SecurityTracker Alert ID: 1014413 SecurityTracker URL: http://securitytracker.com/id?1014413 CVE Reference: GENERIC-MAP-NOMATCH (Links to External Site) Date: Jul 7 2005 Impact: Denial of service via network, Execution of arbitrary code via network, User access via network Exploit Included: Yes Version(s): 0.3.7 Description: A vulnerability was reported in oftpd. A remote user can cause the FTP service to crash or potentially execute arbitrary code. A remote user can supply a specially crafted FTP USER command to trigger a buffer overflow. A demonstration exploit FTP command is provided: user \0\0\0\0\0\ (much larger string) new.security@gmail.com is credited with discovering this vulnerability. Impact: A remote user can cause the target FTP service to crash or potentially execute arbitrary code. Solution: No solution was available at the time of this entry. Vendor URL: www.time-travellers.org/oftpd/ (Links to External Site) Cause: Boundary error ____________ eradicator, pls verify/advise since no newer upstream version seems to be available
is there any more info ? the reproduce case looks a bit fuzzy and the 0.3.7 code includes buffer length checking ...

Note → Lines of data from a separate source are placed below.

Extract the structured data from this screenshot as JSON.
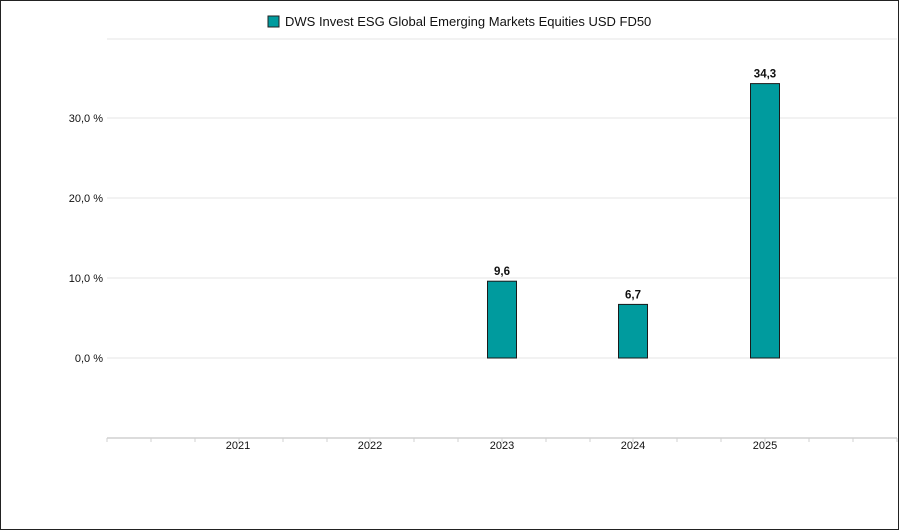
{
  "chart_data": {
    "type": "bar",
    "categories": [
      "2021",
      "2022",
      "2023",
      "2024",
      "2025"
    ],
    "series": [
      {
        "name": "DWS Invest ESG Global Emerging Markets Equities USD FD50",
        "values": [
          null,
          null,
          9.6,
          6.7,
          34.3
        ],
        "value_labels": [
          "",
          "",
          "9,6",
          "6,7",
          "34,3"
        ],
        "color": "#009b9e"
      }
    ],
    "y_ticks": [
      0,
      10,
      20,
      30
    ],
    "y_tick_labels": [
      "0,0 %",
      "10,0 %",
      "20,0 %",
      "30,0 %"
    ],
    "ylim": [
      -10,
      40
    ],
    "grid": true,
    "legend_position": "top-center"
  }
}
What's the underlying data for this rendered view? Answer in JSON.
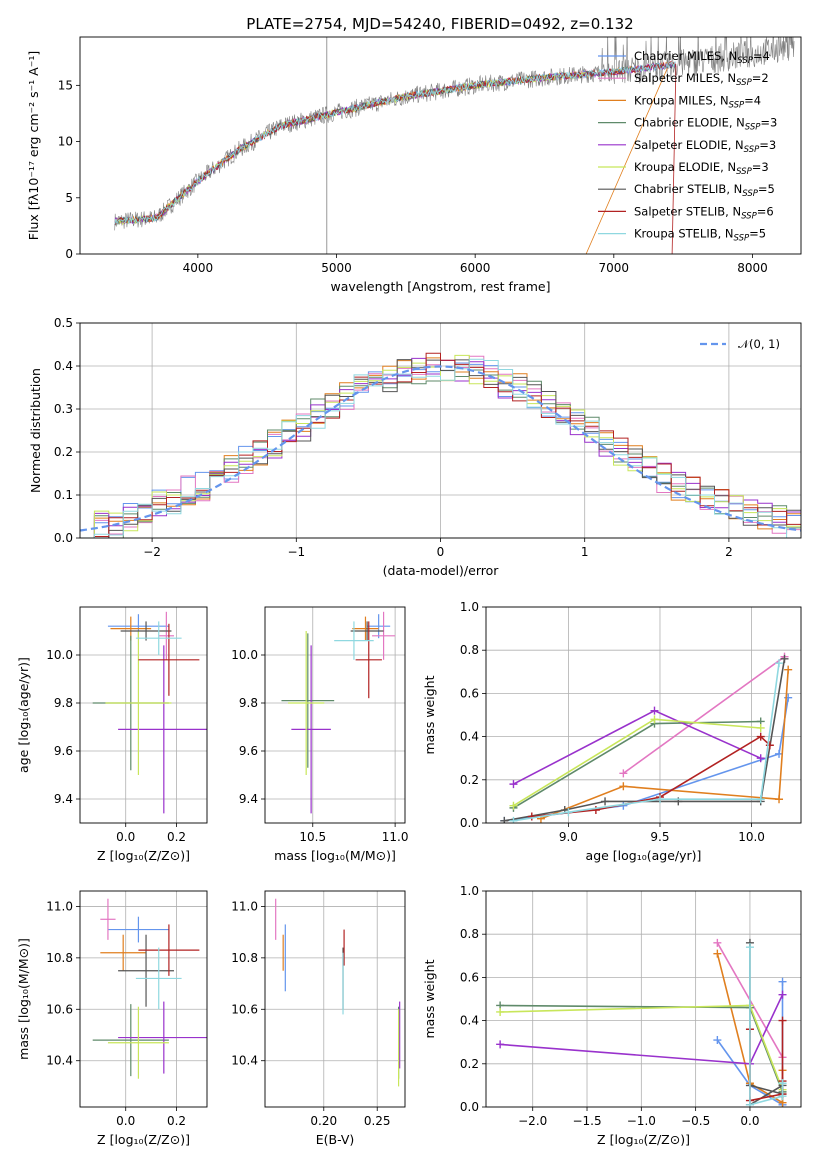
{
  "chart_data": [
    {
      "type": "line",
      "title": "PLATE=2754, MJD=54240, FIBERID=0492, z=0.132",
      "xlabel": "wavelength [Angstrom, rest frame]",
      "ylabel": "Flux [fλ10⁻¹⁷ erg cm⁻² s⁻¹ A⁻¹]",
      "xlim": [
        3150,
        8350
      ],
      "ylim": [
        0,
        19.3
      ],
      "xticks": [
        "4000",
        "5000",
        "6000",
        "7000",
        "8000"
      ],
      "yticks": [
        "0",
        "5",
        "10",
        "15"
      ],
      "legend_position": "upper-right",
      "series": [
        {
          "name": "Chabrier MILES, N_SSP=4",
          "label_main": "Chabrier MILES, N",
          "label_sub": "SSP",
          "label_tail": "=4",
          "color": "#6495ed"
        },
        {
          "name": "Salpeter MILES, N_SSP=2",
          "label_main": "Salpeter MILES, N",
          "label_sub": "SSP",
          "label_tail": "=2",
          "color": "#e377c2"
        },
        {
          "name": "Kroupa MILES, N_SSP=4",
          "label_main": "Kroupa MILES, N",
          "label_sub": "SSP",
          "label_tail": "=4",
          "color": "#e07f1f"
        },
        {
          "name": "Chabrier ELODIE, N_SSP=3",
          "label_main": "Chabrier ELODIE, N",
          "label_sub": "SSP",
          "label_tail": "=3",
          "color": "#5f8a6a"
        },
        {
          "name": "Salpeter ELODIE, N_SSP=3",
          "label_main": "Salpeter ELODIE, N",
          "label_sub": "SSP",
          "label_tail": "=3",
          "color": "#9932cc"
        },
        {
          "name": "Kroupa ELODIE, N_SSP=3",
          "label_main": "Kroupa ELODIE, N",
          "label_sub": "SSP",
          "label_tail": "=3",
          "color": "#c8e65a"
        },
        {
          "name": "Chabrier STELIB, N_SSP=5",
          "label_main": "Chabrier STELIB, N",
          "label_sub": "SSP",
          "label_tail": "=5",
          "color": "#555555"
        },
        {
          "name": "Salpeter STELIB, N_SSP=6",
          "label_main": "Salpeter STELIB, N",
          "label_sub": "SSP",
          "label_tail": "=6",
          "color": "#b22222"
        },
        {
          "name": "Kroupa STELIB, N_SSP=5",
          "label_main": "Kroupa STELIB, N",
          "label_sub": "SSP",
          "label_tail": "=5",
          "color": "#8fd8e0"
        }
      ],
      "continuum": {
        "x": [
          3400,
          3700,
          4000,
          4300,
          4600,
          5000,
          5500,
          6000,
          6500,
          7000,
          7400,
          8000,
          8300
        ],
        "y": [
          2.9,
          3.2,
          6.5,
          9.3,
          11.4,
          12.6,
          14.0,
          15.0,
          15.7,
          16.2,
          16.8,
          17.8,
          18.6
        ]
      }
    },
    {
      "type": "line",
      "xlabel": "(data-model)/error",
      "ylabel": "Normed distribution",
      "xlim": [
        -2.5,
        2.5
      ],
      "ylim": [
        0,
        0.5
      ],
      "xticks": [
        "−2",
        "−1",
        "0",
        "1",
        "2"
      ],
      "yticks": [
        "0.0",
        "0.1",
        "0.2",
        "0.3",
        "0.4",
        "0.5"
      ],
      "legend": "𝒩(0, 1)",
      "legend_position": "upper-right",
      "curve": {
        "name": "N(0,1)",
        "mean": 0,
        "sigma": 1,
        "color": "#6495ed"
      },
      "bin_width": 0.1,
      "base_histogram": [
        0.02,
        0.03,
        0.03,
        0.05,
        0.06,
        0.08,
        0.09,
        0.11,
        0.12,
        0.14,
        0.16,
        0.18,
        0.2,
        0.22,
        0.24,
        0.26,
        0.29,
        0.31,
        0.33,
        0.35,
        0.36,
        0.37,
        0.38,
        0.39,
        0.4,
        0.4,
        0.4,
        0.39,
        0.38,
        0.36,
        0.35,
        0.33,
        0.31,
        0.29,
        0.27,
        0.25,
        0.22,
        0.2,
        0.18,
        0.16,
        0.14,
        0.12,
        0.11,
        0.1,
        0.08,
        0.07,
        0.06,
        0.05,
        0.04,
        0.03
      ]
    },
    {
      "type": "scatter",
      "xlabel": "Z [log₁₀(Z/Z⊙)]",
      "ylabel": "age  [log₁₀(age/yr)]",
      "xlim": [
        -0.18,
        0.32
      ],
      "ylim": [
        9.3,
        10.2
      ],
      "xticks": [
        "0.0",
        "0.2"
      ],
      "yticks": [
        "9.4",
        "9.6",
        "9.8",
        "10.0"
      ],
      "points": [
        {
          "x": 0.05,
          "y": 10.12,
          "xerr": 0.12,
          "yerr": 0.05,
          "color": "#6495ed"
        },
        {
          "x": 0.16,
          "y": 10.08,
          "xerr": 0.03,
          "yerr": 0.1,
          "color": "#e377c2"
        },
        {
          "x": 0.02,
          "y": 10.11,
          "xerr": 0.08,
          "yerr": 0.05,
          "color": "#e07f1f"
        },
        {
          "x": 0.02,
          "y": 9.8,
          "xerr": 0.15,
          "yerr": 0.28,
          "color": "#5f8a6a"
        },
        {
          "x": 0.15,
          "y": 9.69,
          "xerr": 0.18,
          "yerr": 0.35,
          "color": "#9932cc"
        },
        {
          "x": 0.05,
          "y": 9.8,
          "xerr": 0.13,
          "yerr": 0.3,
          "color": "#c8e65a"
        },
        {
          "x": 0.08,
          "y": 10.1,
          "xerr": 0.1,
          "yerr": 0.04,
          "color": "#555555"
        },
        {
          "x": 0.17,
          "y": 9.98,
          "xerr": 0.12,
          "yerr": 0.15,
          "color": "#b22222"
        },
        {
          "x": 0.13,
          "y": 10.07,
          "xerr": 0.09,
          "yerr": 0.07,
          "color": "#8fd8e0"
        }
      ]
    },
    {
      "type": "scatter",
      "xlabel": "mass [log₁₀(M/M⊙)]",
      "ylabel": "",
      "xlim": [
        10.21,
        11.06
      ],
      "ylim": [
        9.3,
        10.2
      ],
      "xticks": [
        "10.5",
        "11.0"
      ],
      "yticks": [
        "9.4",
        "9.6",
        "9.8",
        "10.0"
      ],
      "points": [
        {
          "x": 10.9,
          "y": 10.12,
          "xerr": 0.07,
          "yerr": 0.05,
          "color": "#6495ed"
        },
        {
          "x": 10.93,
          "y": 10.08,
          "xerr": 0.07,
          "yerr": 0.1,
          "color": "#e377c2"
        },
        {
          "x": 10.82,
          "y": 10.11,
          "xerr": 0.08,
          "yerr": 0.05,
          "color": "#e07f1f"
        },
        {
          "x": 10.47,
          "y": 9.81,
          "xerr": 0.16,
          "yerr": 0.28,
          "color": "#5f8a6a"
        },
        {
          "x": 10.49,
          "y": 9.69,
          "xerr": 0.12,
          "yerr": 0.35,
          "color": "#9932cc"
        },
        {
          "x": 10.46,
          "y": 9.8,
          "xerr": 0.11,
          "yerr": 0.3,
          "color": "#c8e65a"
        },
        {
          "x": 10.83,
          "y": 10.1,
          "xerr": 0.1,
          "yerr": 0.04,
          "color": "#555555"
        },
        {
          "x": 10.84,
          "y": 9.98,
          "xerr": 0.08,
          "yerr": 0.16,
          "color": "#b22222"
        },
        {
          "x": 10.75,
          "y": 10.06,
          "xerr": 0.12,
          "yerr": 0.08,
          "color": "#8fd8e0"
        }
      ]
    },
    {
      "type": "line",
      "xlabel": "age  [log₁₀(age/yr)]",
      "ylabel": "mass weight",
      "xlim": [
        8.55,
        10.27
      ],
      "ylim": [
        0,
        1
      ],
      "xticks": [
        "9.0",
        "9.5",
        "10.0"
      ],
      "yticks": [
        "0.0",
        "0.2",
        "0.4",
        "0.6",
        "0.8",
        "1.0"
      ],
      "series": [
        {
          "color": "#6495ed",
          "x": [
            8.65,
            9.3,
            10.15,
            10.2
          ],
          "y": [
            0.01,
            0.08,
            0.32,
            0.58
          ]
        },
        {
          "color": "#e377c2",
          "x": [
            9.3,
            10.18
          ],
          "y": [
            0.23,
            0.77
          ]
        },
        {
          "color": "#e07f1f",
          "x": [
            8.85,
            9.3,
            10.15,
            10.2
          ],
          "y": [
            0.02,
            0.17,
            0.11,
            0.71
          ]
        },
        {
          "color": "#5f8a6a",
          "x": [
            8.7,
            9.47,
            10.05
          ],
          "y": [
            0.07,
            0.46,
            0.47
          ]
        },
        {
          "color": "#9932cc",
          "x": [
            8.7,
            9.47,
            10.05
          ],
          "y": [
            0.18,
            0.52,
            0.3
          ]
        },
        {
          "color": "#c8e65a",
          "x": [
            8.7,
            9.47,
            10.05
          ],
          "y": [
            0.08,
            0.48,
            0.44
          ]
        },
        {
          "color": "#555555",
          "x": [
            8.65,
            8.98,
            9.2,
            9.6,
            10.05,
            10.18
          ],
          "y": [
            0.01,
            0.06,
            0.1,
            0.1,
            0.1,
            0.76
          ]
        },
        {
          "color": "#b22222",
          "x": [
            8.8,
            9.15,
            9.5,
            10.05,
            10.1
          ],
          "y": [
            0.03,
            0.06,
            0.12,
            0.4,
            0.36
          ]
        },
        {
          "color": "#8fd8e0",
          "x": [
            8.7,
            9.0,
            9.5,
            10.05,
            10.15
          ],
          "y": [
            0.01,
            0.05,
            0.11,
            0.11,
            0.74
          ]
        }
      ]
    },
    {
      "type": "scatter",
      "xlabel": "Z [log₁₀(Z/Z⊙)]",
      "ylabel": "mass [log₁₀(M/M⊙)]",
      "xlim": [
        -0.18,
        0.32
      ],
      "ylim": [
        10.22,
        11.06
      ],
      "xticks": [
        "0.0",
        "0.2"
      ],
      "yticks": [
        "10.4",
        "10.6",
        "10.8",
        "11.0"
      ],
      "points": [
        {
          "x": 0.05,
          "y": 10.91,
          "xerr": 0.12,
          "yerr": 0.05,
          "color": "#6495ed"
        },
        {
          "x": -0.07,
          "y": 10.95,
          "xerr": 0.03,
          "yerr": 0.08,
          "color": "#e377c2"
        },
        {
          "x": -0.01,
          "y": 10.82,
          "xerr": 0.09,
          "yerr": 0.07,
          "color": "#e07f1f"
        },
        {
          "x": 0.02,
          "y": 10.48,
          "xerr": 0.15,
          "yerr": 0.14,
          "color": "#5f8a6a"
        },
        {
          "x": 0.15,
          "y": 10.49,
          "xerr": 0.18,
          "yerr": 0.14,
          "color": "#9932cc"
        },
        {
          "x": 0.05,
          "y": 10.47,
          "xerr": 0.12,
          "yerr": 0.14,
          "color": "#c8e65a"
        },
        {
          "x": 0.08,
          "y": 10.75,
          "xerr": 0.11,
          "yerr": 0.14,
          "color": "#555555"
        },
        {
          "x": 0.17,
          "y": 10.83,
          "xerr": 0.12,
          "yerr": 0.1,
          "color": "#b22222"
        },
        {
          "x": 0.13,
          "y": 10.72,
          "xerr": 0.09,
          "yerr": 0.12,
          "color": "#8fd8e0"
        }
      ]
    },
    {
      "type": "scatter",
      "xlabel": "E(B-V)",
      "ylabel": "",
      "xlim": [
        0.145,
        0.276
      ],
      "ylim": [
        10.22,
        11.06
      ],
      "xticks": [
        "0.20",
        "0.25"
      ],
      "yticks": [
        "10.4",
        "10.6",
        "10.8",
        "11.0"
      ],
      "points": [
        {
          "x": 0.164,
          "y": 10.8,
          "xerr": 0.0,
          "yerr": 0.13,
          "color": "#6495ed"
        },
        {
          "x": 0.155,
          "y": 10.95,
          "xerr": 0.0,
          "yerr": 0.08,
          "color": "#e377c2"
        },
        {
          "x": 0.162,
          "y": 10.82,
          "xerr": 0.0,
          "yerr": 0.07,
          "color": "#e07f1f"
        },
        {
          "x": 0.27,
          "y": 10.47,
          "xerr": 0.0,
          "yerr": 0.14,
          "color": "#5f8a6a"
        },
        {
          "x": 0.271,
          "y": 10.5,
          "xerr": 0.0,
          "yerr": 0.13,
          "color": "#9932cc"
        },
        {
          "x": 0.27,
          "y": 10.45,
          "xerr": 0.0,
          "yerr": 0.15,
          "color": "#c8e65a"
        },
        {
          "x": 0.218,
          "y": 10.72,
          "xerr": 0.0,
          "yerr": 0.12,
          "color": "#555555"
        },
        {
          "x": 0.219,
          "y": 10.84,
          "xerr": 0.0,
          "yerr": 0.07,
          "color": "#b22222"
        },
        {
          "x": 0.218,
          "y": 10.7,
          "xerr": 0.0,
          "yerr": 0.12,
          "color": "#8fd8e0"
        }
      ]
    },
    {
      "type": "line",
      "xlabel": "Z [log₁₀(Z/Z⊙)]",
      "ylabel": "mass weight",
      "xlim": [
        -2.43,
        0.47
      ],
      "ylim": [
        0,
        1
      ],
      "xticks": [
        "−2.0",
        "−1.5",
        "−1.0",
        "−0.5",
        "0.0"
      ],
      "yticks": [
        "0.0",
        "0.2",
        "0.4",
        "0.6",
        "0.8",
        "1.0"
      ],
      "series": [
        {
          "color": "#6495ed",
          "x": [
            -0.3,
            0.0,
            0.3,
            0.3
          ],
          "y": [
            0.31,
            0.1,
            0.01,
            0.58
          ]
        },
        {
          "color": "#e377c2",
          "x": [
            -0.3,
            0.3
          ],
          "y": [
            0.76,
            0.23
          ]
        },
        {
          "color": "#e07f1f",
          "x": [
            -0.3,
            0.0,
            0.3,
            0.3
          ],
          "y": [
            0.71,
            0.11,
            0.02,
            0.17
          ]
        },
        {
          "color": "#5f8a6a",
          "x": [
            -2.3,
            0.0,
            0.3
          ],
          "y": [
            0.47,
            0.46,
            0.07
          ]
        },
        {
          "color": "#9932cc",
          "x": [
            -2.3,
            0.0,
            0.3
          ],
          "y": [
            0.29,
            0.2,
            0.52
          ]
        },
        {
          "color": "#c8e65a",
          "x": [
            -2.3,
            0.0,
            0.3
          ],
          "y": [
            0.44,
            0.47,
            0.08
          ]
        },
        {
          "color": "#555555",
          "x": [
            0.0,
            0.0,
            0.3,
            0.3,
            0.0
          ],
          "y": [
            0.76,
            0.1,
            0.06,
            0.1,
            0.01
          ]
        },
        {
          "color": "#b22222",
          "x": [
            0.0,
            0.0,
            0.3,
            0.3,
            0.3
          ],
          "y": [
            0.36,
            0.03,
            0.06,
            0.4,
            0.12
          ]
        },
        {
          "color": "#8fd8e0",
          "x": [
            0.0,
            0.0,
            0.3,
            0.3,
            0.3
          ],
          "y": [
            0.74,
            0.01,
            0.05,
            0.11,
            0.11
          ]
        }
      ]
    }
  ]
}
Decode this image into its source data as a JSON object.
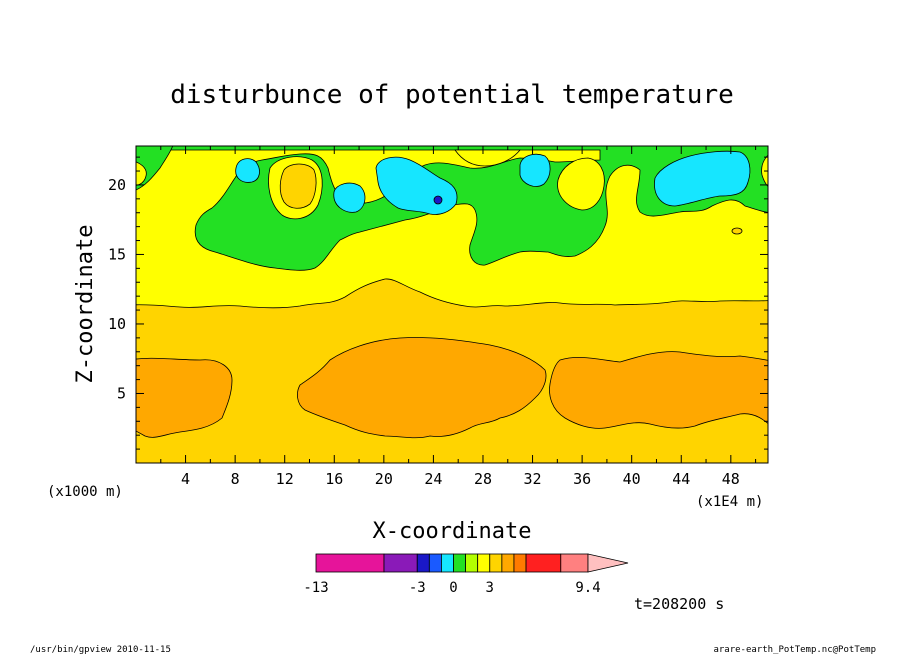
{
  "chart_data": {
    "type": "heatmap",
    "title": "disturbunce of potential temperature",
    "xlabel": "X-coordinate",
    "ylabel": "Z-coordinate",
    "x_unit_left": "(x1000 m)",
    "x_unit_right": "(x1E4 m)",
    "xlim": [
      0,
      51
    ],
    "ylim": [
      0,
      22.8
    ],
    "x_ticks": [
      "4",
      "8",
      "12",
      "16",
      "20",
      "24",
      "28",
      "32",
      "36",
      "40",
      "44",
      "48"
    ],
    "x_tick_values": [
      4,
      8,
      12,
      16,
      20,
      24,
      28,
      32,
      36,
      40,
      44,
      48
    ],
    "y_ticks": [
      "5",
      "10",
      "15",
      "20"
    ],
    "y_tick_values": [
      5,
      10,
      15,
      20
    ],
    "time_label": "t=208200 s",
    "colorbar": {
      "labels": [
        {
          "text": "-13",
          "value": -13
        },
        {
          "text": "-3",
          "value": -3
        },
        {
          "text": "0",
          "value": 0
        },
        {
          "text": "3",
          "value": 3
        },
        {
          "text": "9.4",
          "value": 9.4
        }
      ],
      "colors": [
        "#e6149a",
        "#8a1ab8",
        "#1a18c8",
        "#1a5aff",
        "#16e6ff",
        "#23e023",
        "#b4ff00",
        "#ffff00",
        "#ffd400",
        "#ffa800",
        "#ff7a00",
        "#ff2020",
        "#ff8080",
        "#ffc0c0"
      ],
      "weights": [
        4.5,
        2.2,
        0.8,
        0.8,
        0.8,
        0.8,
        0.8,
        0.8,
        0.8,
        0.8,
        0.8,
        2.3,
        1.8
      ]
    },
    "layers": [
      {
        "name": "band-orange-low",
        "color": "#ffa800"
      },
      {
        "name": "band-gold",
        "color": "#ffd400"
      },
      {
        "name": "band-yellow",
        "color": "#ffff00"
      },
      {
        "name": "band-green",
        "color": "#23e023"
      },
      {
        "name": "band-cyan",
        "color": "#16e6ff"
      },
      {
        "name": "band-blue",
        "color": "#1a18c8"
      }
    ]
  },
  "footer": {
    "left": "/usr/bin/gpview  2010-11-15",
    "right": "arare-earth_PotTemp.nc@PotTemp"
  }
}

concur with spanky, i cant see how this would work. "user \0\0\0\0\0\ (much larger string)" I've tried to interpret this a number of ways, but failed to reproduce.
Yeah, I can't reproduce it... I'd like to see a complete tcpdump of the session or something more to go on...
Closing as invalid after contacting the guy who discovered the "vulnerability" via email. Actually his client was segfaulting, not oftpd.